Haïti : l’ONU prépare le retour complet de ses équipes à Port-au-Prince d’ici décembre, malgré l’insécurité galopante…

Symbole du Bureau Intégré des Nations-Unies en Haïti)BINUH)…

NEW YORK, jeudi 23 octobre 2025 (RHINEWS)Face à une capitale paralysée par la violence des gangs et à une transition politique à bout de souffle, les Nations Unies ont annoncé leur intention de rétablir, avant la fin de l’année, la totalité de leur personnel à Port-au-Prince. Le chef du Bureau intégré de l’ONU en Haïti (BINUH), Carlos Ruiz Massieu, a confirmé ce mercredi, depuis le siège de l’organisation à New York, que « 75 % du personnel international seront de retour début novembre, et la totalité avant décembre ».

Le diplomate mexicain, nommé en août dernier à la tête du BINUH, se dit « déterminé à renouer avec une présence robuste sur le terrain ». « Nous devons être là pour remplir notre mandat », a-t-il insisté, évoquant un pays en proie à une « crise aux facettes multiples », marquée par la faim, la violence armée et le blocage institutionnel.

Depuis deux ans, le BINUH, censé accompagner la stabilisation politique et la réforme sécuritaire du pays, fonctionnait à effectif réduit. « Lorsque je suis arrivé, seuls dix-sept personnels internationaux étaient encore sur place », a rappelé M. Ruiz Massieu, mentionnant deux évacuations successives dues aux affrontements et aux enlèvements. Le redéploiement progressif du personnel onusien s’appuie désormais sur des accords d’évacuation conclus avec la République dominicaine et sur la disponibilité d’hélicoptères pour sécuriser les déplacements.
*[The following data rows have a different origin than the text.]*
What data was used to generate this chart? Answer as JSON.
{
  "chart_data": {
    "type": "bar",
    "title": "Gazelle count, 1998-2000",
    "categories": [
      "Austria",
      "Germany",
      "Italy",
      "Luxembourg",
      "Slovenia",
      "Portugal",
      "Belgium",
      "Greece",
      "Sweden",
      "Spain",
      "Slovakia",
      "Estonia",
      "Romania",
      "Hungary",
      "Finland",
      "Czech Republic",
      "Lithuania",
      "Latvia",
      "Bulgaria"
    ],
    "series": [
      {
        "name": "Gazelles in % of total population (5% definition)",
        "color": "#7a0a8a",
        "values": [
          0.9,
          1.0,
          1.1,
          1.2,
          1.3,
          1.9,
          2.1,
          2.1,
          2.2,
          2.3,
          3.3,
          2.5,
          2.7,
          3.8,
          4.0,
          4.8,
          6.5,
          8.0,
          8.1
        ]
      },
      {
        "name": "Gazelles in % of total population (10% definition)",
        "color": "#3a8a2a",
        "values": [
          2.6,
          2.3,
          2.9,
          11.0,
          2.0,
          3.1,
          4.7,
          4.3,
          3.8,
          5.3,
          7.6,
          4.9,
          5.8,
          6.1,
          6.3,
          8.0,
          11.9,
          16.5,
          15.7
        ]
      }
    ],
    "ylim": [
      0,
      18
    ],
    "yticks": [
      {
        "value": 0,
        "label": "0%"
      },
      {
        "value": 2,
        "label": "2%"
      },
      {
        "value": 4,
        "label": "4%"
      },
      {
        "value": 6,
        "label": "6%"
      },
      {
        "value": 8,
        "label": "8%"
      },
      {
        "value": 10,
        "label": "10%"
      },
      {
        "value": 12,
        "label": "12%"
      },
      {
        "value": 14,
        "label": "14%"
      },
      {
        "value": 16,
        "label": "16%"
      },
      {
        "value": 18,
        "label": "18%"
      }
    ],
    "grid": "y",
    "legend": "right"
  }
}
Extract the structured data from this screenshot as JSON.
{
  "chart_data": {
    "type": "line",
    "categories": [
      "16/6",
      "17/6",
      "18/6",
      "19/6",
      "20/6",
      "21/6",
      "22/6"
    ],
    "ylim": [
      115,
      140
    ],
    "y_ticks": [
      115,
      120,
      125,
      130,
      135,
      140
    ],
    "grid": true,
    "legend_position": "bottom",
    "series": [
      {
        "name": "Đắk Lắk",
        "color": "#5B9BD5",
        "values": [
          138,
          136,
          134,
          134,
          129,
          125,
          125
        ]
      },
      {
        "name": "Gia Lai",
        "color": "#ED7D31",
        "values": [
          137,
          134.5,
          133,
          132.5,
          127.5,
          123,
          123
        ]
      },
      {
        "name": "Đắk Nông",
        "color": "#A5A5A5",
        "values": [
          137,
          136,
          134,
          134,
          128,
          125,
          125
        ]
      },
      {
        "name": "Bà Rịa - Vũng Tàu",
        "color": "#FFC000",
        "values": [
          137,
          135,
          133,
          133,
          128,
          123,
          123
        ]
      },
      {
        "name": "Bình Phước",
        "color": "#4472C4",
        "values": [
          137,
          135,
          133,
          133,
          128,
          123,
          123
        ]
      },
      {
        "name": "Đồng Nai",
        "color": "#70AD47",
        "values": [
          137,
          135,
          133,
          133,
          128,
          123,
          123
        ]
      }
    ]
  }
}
Alors que le Conseil présidentiel de transition (CPT) peine à organiser les élections générales promises d’ici le 7 février 2026, la communauté internationale redoute une impasse institutionnelle. « Si les conditions ne permettent pas la tenue du scrutin, il faudra trouver un arrangement pour éviter un vide politique », a averti le représentant onusien, reprenant devant la presse l’alerte qu’il avait déjà adressée au Conseil de sécurité la veille. Depuis l’assassinat du président Jovenel Moïse en juillet 2021, Haïti n’a pas organisé d’élections nationales. Les gangs contrôlent aujourd’hui plus de 80 % de la capitale, selon les estimations de l’ONU, et étendent leur domination dans les départements de l’Artibonite, du Centre et du Nord-Ouest.

Le Bureau de coordination des affaires humanitaires (OCHA) fait état de plus de 16 000 morts depuis 2022 et de 1,4 million de déplacés internes. Des quartiers entiers de Port-au-Prince ont été vidés de leurs habitants, tandis que les services publics, déjà fragiles, s’effondrent. « Nous faisons face à une situation désespérée », a reconnu M. Ruiz Massieu.

Pour soutenir le déploiement de la Force de répression des gangs (FRG), autorisée par la résolution du Conseil de sécurité de septembre dernier, l’ONU mettra sur pied un Bureau d’appui des Nations Unies en Haïti (BANUH). Ce nouveau dispositif, essentiellement logistique et administratif, devrait être opérationnel avant le 31 mars 2026, afin de coordonner l’assistance internationale à la FRG, composée de 5 550 soldats et policiers issus de plusieurs pays partenaires.

Interrogé sur les frappes de drones explosifs menées par les forces haïtiennes contre les gangs, le représentant onusien a confirmé que le BINUH « a déjà signalé ces incidents et conseillé les autorités sur les risques élevés d’atteintes à la population ». Il a rappelé que « les autorités haïtiennes ont l’obligation de respecter les droits humains et d’éviter les erreurs du passé ».

Pour M. Ruiz Massieu, le retour de l’ONU à Port-au-Prince n’est pas un simple geste symbolique, mais une urgence politique. « Nous devons tout faire pour aider les Haïtiens à éviter un vide institutionnel », a-t-il conclu, tout en appelant les partenaires internationaux à maintenir leur soutien à la transition et à la stabilisation du pays.